Maybe the seductive whisper of these empty places says that you don’t have to work things out, don’t have to come home, don’t have to be reasonable; you can always move on, start over, step outside the social. To think of a figure in this vast western space of the Great Basin is to see a solitary on an empty stage, and the space seems to be about the most literal definition of freedom: space in which nothing impedes will and action. The Bonneville Salt Flats – a dry lake-bed in northern Utah – where some world land speed records have been set, and Nevada’s Black Rock Desert dry lake-bed, where the bacchanalian Burning Man festival takes place every September, seem to have realised this definition in the most obvious ways: speeding cars, naked hallucinating tattooed love freaks partying down. And, of course, US military training for foreign adventures. (In the first Gulf War, the commanders referred to the unconquered portions of Iraq as Indian Territory.)

Easy though all this is to deplore on moral grounds, the place is seductive; there’s a sense for me that all this is home, that every hour, every mile, is coming home, that this isolated condition of driving on an empty highway from one range to another is home, is some kind of true and essential condition of self, because I am myself an American, and something of a westerner.

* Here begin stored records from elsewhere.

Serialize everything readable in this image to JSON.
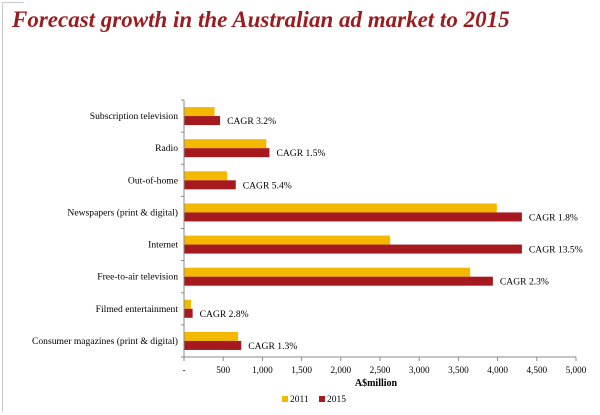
{
  "title": "Forecast growth in the Australian ad market to 2015",
  "chart_data": {
    "type": "bar",
    "orientation": "horizontal",
    "categories": [
      "Subscription television",
      "Radio",
      "Out-of-home",
      "Newspapers (print & digital)",
      "Internet",
      "Free-to-air television",
      "Filmed entertainment",
      "Consumer magazines (print & digital)"
    ],
    "series": [
      {
        "name": "2011",
        "color": "#f5b800",
        "values": [
          390,
          1050,
          550,
          3990,
          2630,
          3650,
          90,
          690
        ]
      },
      {
        "name": "2015",
        "color": "#a6191e",
        "values": [
          460,
          1090,
          660,
          4310,
          4310,
          3940,
          110,
          730
        ]
      }
    ],
    "annotations": [
      "CAGR 3.2%",
      "CAGR 1.5%",
      "CAGR 5.4%",
      "CAGR 1.8%",
      "CAGR 13.5%",
      "CAGR 2.3%",
      "CAGR 2.8%",
      "CAGR 1.3%"
    ],
    "xlabel": "A$million",
    "xlim": [
      0,
      5000
    ],
    "x_ticks": [
      "-",
      "500",
      "1,000",
      "1,500",
      "2,000",
      "2,500",
      "3,000",
      "3,500",
      "4,000",
      "4,500",
      "5,000"
    ],
    "legend": [
      "2011",
      "2015"
    ],
    "legend_position": "bottom",
    "grid": false
  }
}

A year ago I was at a dinner in Amsterdam when the question came up of whether each of us loved his or her country. The German shuddered, the Dutch were equivocal, the Tory said he was ‘comfortable’ with Britain, the expatriate American said No. But I said Yes. Driving across the arid lands, the red lands, I wondered what it was I loved. The places, the sagebrush basins, the rivers digging themselves deep canyons through arid lands, the incomparable cloud formations of summer monsoons in New Mexico, the way the underside of clouds turns the same blue as the underside of a great blue heron’s wings when the storm is about to break.

Beyond that anything you can say about the US you can also say the opposite of; we’re rootless except that we’re also the Hopi who haven’t moved in several centuries; we’re violent except that we’re also the Franciscans nonviolently resisting nuclear weapons; we’re consumers except that this West is studded with visionary environmentalists, and on and on. The evils in this country tend to generate their opposites. And the landscape of the West seems like the stage on which such dramas are played: a space without boundaries, in which anything can be realised; a moral ground, out here where your shadow can stretch hundreds of feet just before sunset, where you loom large, and lonely.